Overview
Thanks to a San Francisco-based startup, you could soon have a nuclear-powered battery for your smart devices. What’s more, it would keep your devices charged for your entire life. Yes, really. The battery, which is being developed by Nano Diamond Battery (NDB), is estimated to last for more than 28,000 years. That could end the need for the dreaded charging cable and provide us with lifelong clean and green energy.
The science and other stuff to know
Diamonds are exceptional conductors of heat. They are also one of the sturdiest naturally occurring elements, making them ideal for use in electronic devices. To build these battery packs, scientists use high-pressure gases to crystalize microscopic diamonds and deposit them onto a receiving material. Once the diamonds have been sourced, NDB enables their reaction with radioactive isotopes obtained from nuclear waste. As the reaction takes place, diamond crystals extract heat away from the radioactively decaying isotopes with such intensity that the exchange generates electricity.
“The decay sources deposit their energy onto the NDB transducer, which converts the kinetic energy of the incident radiation to electrical energy,” Nima Golsharifi, CEO of NDB, explained to Popular Science.

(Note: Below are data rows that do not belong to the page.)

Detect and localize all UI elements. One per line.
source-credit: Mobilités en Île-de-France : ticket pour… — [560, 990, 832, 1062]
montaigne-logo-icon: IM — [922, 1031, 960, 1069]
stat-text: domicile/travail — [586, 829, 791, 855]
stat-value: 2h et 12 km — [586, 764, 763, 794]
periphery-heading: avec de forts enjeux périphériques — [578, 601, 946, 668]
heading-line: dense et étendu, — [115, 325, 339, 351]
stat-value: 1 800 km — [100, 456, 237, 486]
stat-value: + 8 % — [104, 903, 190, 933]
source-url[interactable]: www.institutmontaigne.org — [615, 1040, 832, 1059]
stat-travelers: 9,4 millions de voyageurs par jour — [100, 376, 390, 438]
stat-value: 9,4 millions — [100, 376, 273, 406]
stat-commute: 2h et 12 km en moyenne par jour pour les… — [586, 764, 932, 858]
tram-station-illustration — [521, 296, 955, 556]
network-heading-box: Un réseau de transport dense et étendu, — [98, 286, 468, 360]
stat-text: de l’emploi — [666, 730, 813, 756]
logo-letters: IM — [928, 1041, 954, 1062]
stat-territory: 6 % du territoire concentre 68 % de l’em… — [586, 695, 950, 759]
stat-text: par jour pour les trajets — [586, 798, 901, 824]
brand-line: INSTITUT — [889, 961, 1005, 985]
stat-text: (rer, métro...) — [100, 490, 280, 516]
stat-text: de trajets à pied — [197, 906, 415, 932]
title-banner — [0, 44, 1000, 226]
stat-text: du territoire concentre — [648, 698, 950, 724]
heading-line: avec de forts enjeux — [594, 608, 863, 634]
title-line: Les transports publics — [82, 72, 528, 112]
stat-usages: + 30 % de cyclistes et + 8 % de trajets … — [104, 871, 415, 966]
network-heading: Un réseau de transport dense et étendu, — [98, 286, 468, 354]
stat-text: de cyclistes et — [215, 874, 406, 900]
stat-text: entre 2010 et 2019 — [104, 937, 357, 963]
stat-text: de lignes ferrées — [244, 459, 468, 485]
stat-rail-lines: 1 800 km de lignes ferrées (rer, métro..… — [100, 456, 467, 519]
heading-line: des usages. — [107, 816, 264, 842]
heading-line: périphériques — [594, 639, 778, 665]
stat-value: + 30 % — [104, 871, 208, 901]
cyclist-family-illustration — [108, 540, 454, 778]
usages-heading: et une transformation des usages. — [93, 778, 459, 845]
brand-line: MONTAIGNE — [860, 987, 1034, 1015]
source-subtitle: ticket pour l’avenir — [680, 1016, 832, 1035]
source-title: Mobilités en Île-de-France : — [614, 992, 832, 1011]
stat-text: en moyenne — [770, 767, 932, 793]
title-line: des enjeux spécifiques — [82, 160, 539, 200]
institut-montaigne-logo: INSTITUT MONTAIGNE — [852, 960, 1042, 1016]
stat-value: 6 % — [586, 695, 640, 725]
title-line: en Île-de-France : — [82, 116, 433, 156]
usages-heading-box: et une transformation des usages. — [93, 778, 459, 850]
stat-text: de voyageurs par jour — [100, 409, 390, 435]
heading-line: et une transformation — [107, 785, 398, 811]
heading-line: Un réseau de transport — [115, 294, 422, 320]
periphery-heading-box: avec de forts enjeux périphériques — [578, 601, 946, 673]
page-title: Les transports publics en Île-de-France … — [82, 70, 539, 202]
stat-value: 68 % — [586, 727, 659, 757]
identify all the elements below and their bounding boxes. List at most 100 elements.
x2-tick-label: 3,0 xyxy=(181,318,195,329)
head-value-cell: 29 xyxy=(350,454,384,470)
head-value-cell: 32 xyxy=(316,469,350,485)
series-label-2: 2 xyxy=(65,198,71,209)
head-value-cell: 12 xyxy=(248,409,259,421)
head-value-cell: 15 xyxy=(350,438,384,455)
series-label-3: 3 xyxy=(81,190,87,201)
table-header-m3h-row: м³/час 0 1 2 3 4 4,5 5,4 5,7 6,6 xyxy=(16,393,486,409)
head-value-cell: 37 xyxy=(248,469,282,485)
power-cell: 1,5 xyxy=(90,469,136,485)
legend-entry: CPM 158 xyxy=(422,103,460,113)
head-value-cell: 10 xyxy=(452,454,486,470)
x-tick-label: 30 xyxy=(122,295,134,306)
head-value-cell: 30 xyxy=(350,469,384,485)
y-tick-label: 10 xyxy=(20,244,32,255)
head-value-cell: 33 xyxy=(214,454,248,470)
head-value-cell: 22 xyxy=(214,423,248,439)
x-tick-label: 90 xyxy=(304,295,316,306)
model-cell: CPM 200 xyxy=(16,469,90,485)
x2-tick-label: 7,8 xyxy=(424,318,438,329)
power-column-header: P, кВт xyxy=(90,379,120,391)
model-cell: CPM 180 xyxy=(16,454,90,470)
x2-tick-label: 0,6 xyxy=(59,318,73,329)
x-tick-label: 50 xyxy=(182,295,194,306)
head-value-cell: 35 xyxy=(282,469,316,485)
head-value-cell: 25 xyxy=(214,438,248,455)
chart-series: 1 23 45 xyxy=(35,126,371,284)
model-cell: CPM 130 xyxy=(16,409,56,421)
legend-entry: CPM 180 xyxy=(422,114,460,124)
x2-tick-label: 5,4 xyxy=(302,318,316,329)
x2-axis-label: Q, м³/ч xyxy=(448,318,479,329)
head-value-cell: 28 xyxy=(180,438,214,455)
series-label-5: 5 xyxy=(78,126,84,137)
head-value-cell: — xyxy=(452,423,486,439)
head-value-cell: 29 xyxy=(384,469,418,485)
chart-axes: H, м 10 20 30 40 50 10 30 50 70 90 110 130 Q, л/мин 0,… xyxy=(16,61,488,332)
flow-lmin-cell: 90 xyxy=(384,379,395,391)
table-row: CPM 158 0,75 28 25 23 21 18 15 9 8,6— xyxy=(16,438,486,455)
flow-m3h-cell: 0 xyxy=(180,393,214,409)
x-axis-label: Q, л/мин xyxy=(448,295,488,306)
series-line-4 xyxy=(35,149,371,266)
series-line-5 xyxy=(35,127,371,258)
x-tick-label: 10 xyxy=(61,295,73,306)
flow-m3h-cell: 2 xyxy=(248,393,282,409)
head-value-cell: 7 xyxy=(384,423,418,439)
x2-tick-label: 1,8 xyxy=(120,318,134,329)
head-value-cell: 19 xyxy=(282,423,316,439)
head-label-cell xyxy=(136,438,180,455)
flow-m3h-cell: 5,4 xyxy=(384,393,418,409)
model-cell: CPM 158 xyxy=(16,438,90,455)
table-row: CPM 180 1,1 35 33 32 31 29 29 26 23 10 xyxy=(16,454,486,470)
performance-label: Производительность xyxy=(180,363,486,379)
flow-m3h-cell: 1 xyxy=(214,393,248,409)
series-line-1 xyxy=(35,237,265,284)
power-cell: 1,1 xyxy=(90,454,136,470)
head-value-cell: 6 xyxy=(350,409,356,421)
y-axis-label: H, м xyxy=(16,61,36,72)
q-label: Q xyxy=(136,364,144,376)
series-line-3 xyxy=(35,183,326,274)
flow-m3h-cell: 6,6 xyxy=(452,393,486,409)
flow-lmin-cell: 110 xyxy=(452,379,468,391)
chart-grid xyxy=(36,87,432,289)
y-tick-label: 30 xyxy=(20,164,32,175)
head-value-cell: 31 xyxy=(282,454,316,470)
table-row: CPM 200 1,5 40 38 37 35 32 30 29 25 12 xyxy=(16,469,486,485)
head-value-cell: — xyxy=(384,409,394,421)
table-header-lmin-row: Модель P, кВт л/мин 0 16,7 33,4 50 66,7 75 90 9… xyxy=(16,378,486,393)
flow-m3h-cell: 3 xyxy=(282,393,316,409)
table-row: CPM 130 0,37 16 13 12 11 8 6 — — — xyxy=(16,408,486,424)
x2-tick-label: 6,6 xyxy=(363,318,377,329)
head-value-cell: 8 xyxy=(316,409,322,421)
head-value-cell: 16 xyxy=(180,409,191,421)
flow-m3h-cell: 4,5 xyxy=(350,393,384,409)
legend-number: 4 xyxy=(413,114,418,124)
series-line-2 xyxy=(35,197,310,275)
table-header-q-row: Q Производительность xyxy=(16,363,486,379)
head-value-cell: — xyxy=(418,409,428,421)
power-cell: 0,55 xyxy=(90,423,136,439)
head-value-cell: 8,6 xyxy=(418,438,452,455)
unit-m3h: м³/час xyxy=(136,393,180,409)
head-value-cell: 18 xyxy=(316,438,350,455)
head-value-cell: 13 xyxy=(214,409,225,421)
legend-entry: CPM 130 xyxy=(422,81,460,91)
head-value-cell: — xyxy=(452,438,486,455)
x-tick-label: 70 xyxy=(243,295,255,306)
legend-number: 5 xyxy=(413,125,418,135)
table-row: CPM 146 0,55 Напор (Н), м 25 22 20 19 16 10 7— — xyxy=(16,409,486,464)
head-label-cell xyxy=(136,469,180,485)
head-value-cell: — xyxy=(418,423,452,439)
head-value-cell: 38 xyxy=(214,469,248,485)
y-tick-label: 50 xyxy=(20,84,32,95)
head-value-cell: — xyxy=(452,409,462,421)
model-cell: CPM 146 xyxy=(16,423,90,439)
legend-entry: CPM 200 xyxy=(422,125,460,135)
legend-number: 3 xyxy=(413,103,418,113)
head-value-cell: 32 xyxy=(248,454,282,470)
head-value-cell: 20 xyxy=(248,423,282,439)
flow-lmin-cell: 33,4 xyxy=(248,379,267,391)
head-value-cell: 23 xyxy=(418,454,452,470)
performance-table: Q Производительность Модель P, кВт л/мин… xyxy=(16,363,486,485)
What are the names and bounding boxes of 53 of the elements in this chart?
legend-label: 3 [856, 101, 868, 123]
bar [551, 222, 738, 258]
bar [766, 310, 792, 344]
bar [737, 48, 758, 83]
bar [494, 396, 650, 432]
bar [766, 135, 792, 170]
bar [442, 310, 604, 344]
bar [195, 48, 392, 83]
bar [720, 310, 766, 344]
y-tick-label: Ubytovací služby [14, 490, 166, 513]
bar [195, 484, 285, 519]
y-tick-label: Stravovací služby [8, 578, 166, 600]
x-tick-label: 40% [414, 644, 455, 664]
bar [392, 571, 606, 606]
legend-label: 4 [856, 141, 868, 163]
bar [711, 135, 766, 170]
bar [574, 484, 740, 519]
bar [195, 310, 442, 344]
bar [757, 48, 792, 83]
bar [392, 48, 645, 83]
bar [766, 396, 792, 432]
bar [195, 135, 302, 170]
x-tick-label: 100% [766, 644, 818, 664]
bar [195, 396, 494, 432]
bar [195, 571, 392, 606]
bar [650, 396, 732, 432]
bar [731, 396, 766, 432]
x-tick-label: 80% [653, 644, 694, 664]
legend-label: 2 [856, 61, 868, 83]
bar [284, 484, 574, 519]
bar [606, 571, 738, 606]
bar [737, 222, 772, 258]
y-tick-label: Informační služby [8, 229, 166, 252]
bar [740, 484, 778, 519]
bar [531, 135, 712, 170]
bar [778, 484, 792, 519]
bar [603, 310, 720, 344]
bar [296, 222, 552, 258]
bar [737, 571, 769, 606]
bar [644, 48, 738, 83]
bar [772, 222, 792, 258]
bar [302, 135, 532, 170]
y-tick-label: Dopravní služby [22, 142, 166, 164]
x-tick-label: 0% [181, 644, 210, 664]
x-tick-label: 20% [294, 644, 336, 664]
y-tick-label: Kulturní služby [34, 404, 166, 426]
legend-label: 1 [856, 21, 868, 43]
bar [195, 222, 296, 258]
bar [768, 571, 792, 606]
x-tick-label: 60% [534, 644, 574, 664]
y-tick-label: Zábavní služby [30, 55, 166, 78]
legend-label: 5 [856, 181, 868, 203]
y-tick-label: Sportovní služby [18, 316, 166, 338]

But while the prospects of a battery that could power all our devices for several millennia sounds promising, limitations remain, at least for now. Each battery cell that undergoes the nuclear reaction produces only a small amount of electricity. The problem? Powering larger devices would require stacking huge numbers of cells together, a move that could considerably raise the costs as well as the complexity of managing radioactive waste.
So what?
Despite the concern for safety and scalability, the technology could revolutionize the way energy is consumed. Even small-scale applications of nuclear diamond batteries — like in wristwatches, calculators, smartphones, toys, GPS devices, etc. — could curb the demand for new batteries and electricity.
This could also check the trend of hundreds of millions of disposable batteries making their way into landfills each year. There, they become non-biodegradable marks on the Earth’s surface that continue polluting their surroundings for hundreds of years.
Moreover, nuclear diamond batteries battery packs could prove exceptionally handy for use in devices that need continuous power, but only in a limited capacity. These include space exploration vehicles that operate for years on end without human intervention. NDB, also hopes the tech could be harnessed for widespread use in the medical industry — especially in applications such as pacemakers and hearing aids — to provide a steady and reliable lifelong supply of power.
What’s next
Like most new technologies, NDB is more at the “what if” stage rather than the “what is”. Although the company says it would not rule out exploring the possibilities of powering larger machines, it’s going to test the waters with its smartwatch. It hopes it will be ready for market in the next few years. Given the increasing global demand for sustainable sources of energy, the time for NBD’s idea could have already arrived.
With its upcoming smartwatch, it will find out if it has the ‘power’ to change the world.